Replacing whole string is faster than replacing only its first character

Question

I tried to replace a character a by b in a given large string. I did an experiment - first I replaced it in the whole string, then I replaced it only at its beginning.

import re
# pattern = re.compile('a')
pattern = re.compile('^a')
string = 'x' * 100000

pattern.sub('b', string)

I expected that replacing the beginning would have to be much faster then replacing the whole string because you have to check only 1 position instead of 100000. I did some measuring:

python -m timeit --setup "import re; p=re.compile('a'); string='x'*100000" "p.sub('b', string)"
10000 loops, best of 3: 19.1 usec per loop

python -m timeit --setup "import re; p=re.compile('^a'); string='x'*100000" "p.sub('b', string)"
1000 loops, best of 3: 613 usec per loop

The results show that, on the contrary, trying to replace the whole string is about 30x faster. Would you expect such result? Can you explain that?

Answer 1

The functions provided in the Python re module do not optimize based on the pattern. In particular, functions that try to apply a regex at every position - .search , .sub , .findall etc. - will do so even when the regex can only possibly match at the beginning. Ie, even without multi-line mode specified, such that ^ can only match at the beginning of the string, the call is not re-routed internally. Thus:

$ # .match only looks at the first position regardless
$ python -m timeit --setup "import re; p=re.compile('a'); string='x'*100000" "p.match(string)"
2000000 loops, best of 5: 155 nsec per loop
$ python -m timeit --setup "import re; p=re.compile('^a'); string='x'*100000" "p.match(string)"
2000000 loops, best of 5: 157 nsec per loop
$ # .search looks at every position, even if there is an anchor
$ python -m timeit --setup "import re; p=re.compile('a'); string='x'*100000" "p.search(string)"
10000 loops, best of 5: 22.4 usec per loop
$ # and the anchor only adds complexity to the matching process
$ python -m timeit --setup "import re; p=re.compile('^a'); string='x'*100000" "p.search(string)"
500 loops, best of 5: 746 usec per loop

In short, your code with .sub must look at every position because that is what .sub is defined to do , even though it's obviously silly here.
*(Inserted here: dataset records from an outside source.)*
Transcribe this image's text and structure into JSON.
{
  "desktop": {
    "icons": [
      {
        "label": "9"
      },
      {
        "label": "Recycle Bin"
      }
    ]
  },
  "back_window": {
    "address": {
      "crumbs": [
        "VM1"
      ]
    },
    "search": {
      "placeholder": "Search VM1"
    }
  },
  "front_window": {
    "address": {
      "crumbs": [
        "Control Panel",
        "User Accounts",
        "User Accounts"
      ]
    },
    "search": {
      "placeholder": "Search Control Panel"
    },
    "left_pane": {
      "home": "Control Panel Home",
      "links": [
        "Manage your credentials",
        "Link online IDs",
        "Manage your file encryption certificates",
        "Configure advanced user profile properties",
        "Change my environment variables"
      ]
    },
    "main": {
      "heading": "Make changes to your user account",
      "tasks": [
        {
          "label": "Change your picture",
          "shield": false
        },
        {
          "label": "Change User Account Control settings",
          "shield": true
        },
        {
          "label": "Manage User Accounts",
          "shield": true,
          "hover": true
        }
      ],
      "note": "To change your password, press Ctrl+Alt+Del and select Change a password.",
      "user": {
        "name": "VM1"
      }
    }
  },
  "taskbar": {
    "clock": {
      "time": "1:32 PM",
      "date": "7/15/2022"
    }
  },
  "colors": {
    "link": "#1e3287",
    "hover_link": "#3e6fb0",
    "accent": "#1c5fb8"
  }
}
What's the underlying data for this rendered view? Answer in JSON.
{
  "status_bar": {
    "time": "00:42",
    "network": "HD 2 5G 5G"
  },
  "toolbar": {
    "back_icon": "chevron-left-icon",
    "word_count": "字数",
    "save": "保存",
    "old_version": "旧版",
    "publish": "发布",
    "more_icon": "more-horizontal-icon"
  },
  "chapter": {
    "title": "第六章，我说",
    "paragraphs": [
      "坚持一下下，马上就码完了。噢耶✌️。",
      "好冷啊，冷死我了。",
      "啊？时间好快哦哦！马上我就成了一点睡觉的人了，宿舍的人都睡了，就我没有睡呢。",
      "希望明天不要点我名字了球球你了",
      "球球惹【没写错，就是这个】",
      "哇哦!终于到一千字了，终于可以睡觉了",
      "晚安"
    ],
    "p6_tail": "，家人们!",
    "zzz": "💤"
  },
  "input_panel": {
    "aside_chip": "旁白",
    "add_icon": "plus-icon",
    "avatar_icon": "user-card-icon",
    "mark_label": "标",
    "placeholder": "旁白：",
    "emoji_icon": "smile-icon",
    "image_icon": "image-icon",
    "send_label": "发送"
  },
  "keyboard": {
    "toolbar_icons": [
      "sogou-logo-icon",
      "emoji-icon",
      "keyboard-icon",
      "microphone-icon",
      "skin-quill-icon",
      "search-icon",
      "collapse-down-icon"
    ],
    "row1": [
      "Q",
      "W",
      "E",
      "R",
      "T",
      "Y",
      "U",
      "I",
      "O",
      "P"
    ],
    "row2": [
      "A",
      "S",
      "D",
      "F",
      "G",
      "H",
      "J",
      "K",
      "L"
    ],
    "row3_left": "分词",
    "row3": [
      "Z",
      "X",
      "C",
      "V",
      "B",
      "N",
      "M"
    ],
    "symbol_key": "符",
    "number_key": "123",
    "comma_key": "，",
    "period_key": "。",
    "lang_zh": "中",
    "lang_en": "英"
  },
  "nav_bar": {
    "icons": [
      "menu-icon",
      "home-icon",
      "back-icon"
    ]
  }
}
I couldn't tell you why the anchor makes the search that much slower, nor why the worst-case slowdown is still much less than implied by the string length. Regardless, the practical advice is to use a .match -based variant where performance matters.

I think a reasonable case can be made to file a bug report against this - not having such an obvious optimization implemented clearly violates expectations. Aside from which, while it's easy to replace .search with an anchor using .match , it's not so straightforward to replace .sub with an anchor - you have to .match , check the result, and then call .replace on the string yourself.

If you need to anchor to the end of the string and not the start, it gets much more difficult; I recall ancient Perl advice to try reversing the string first, but it's hard in general to write a pattern that matches the reverse of what you want.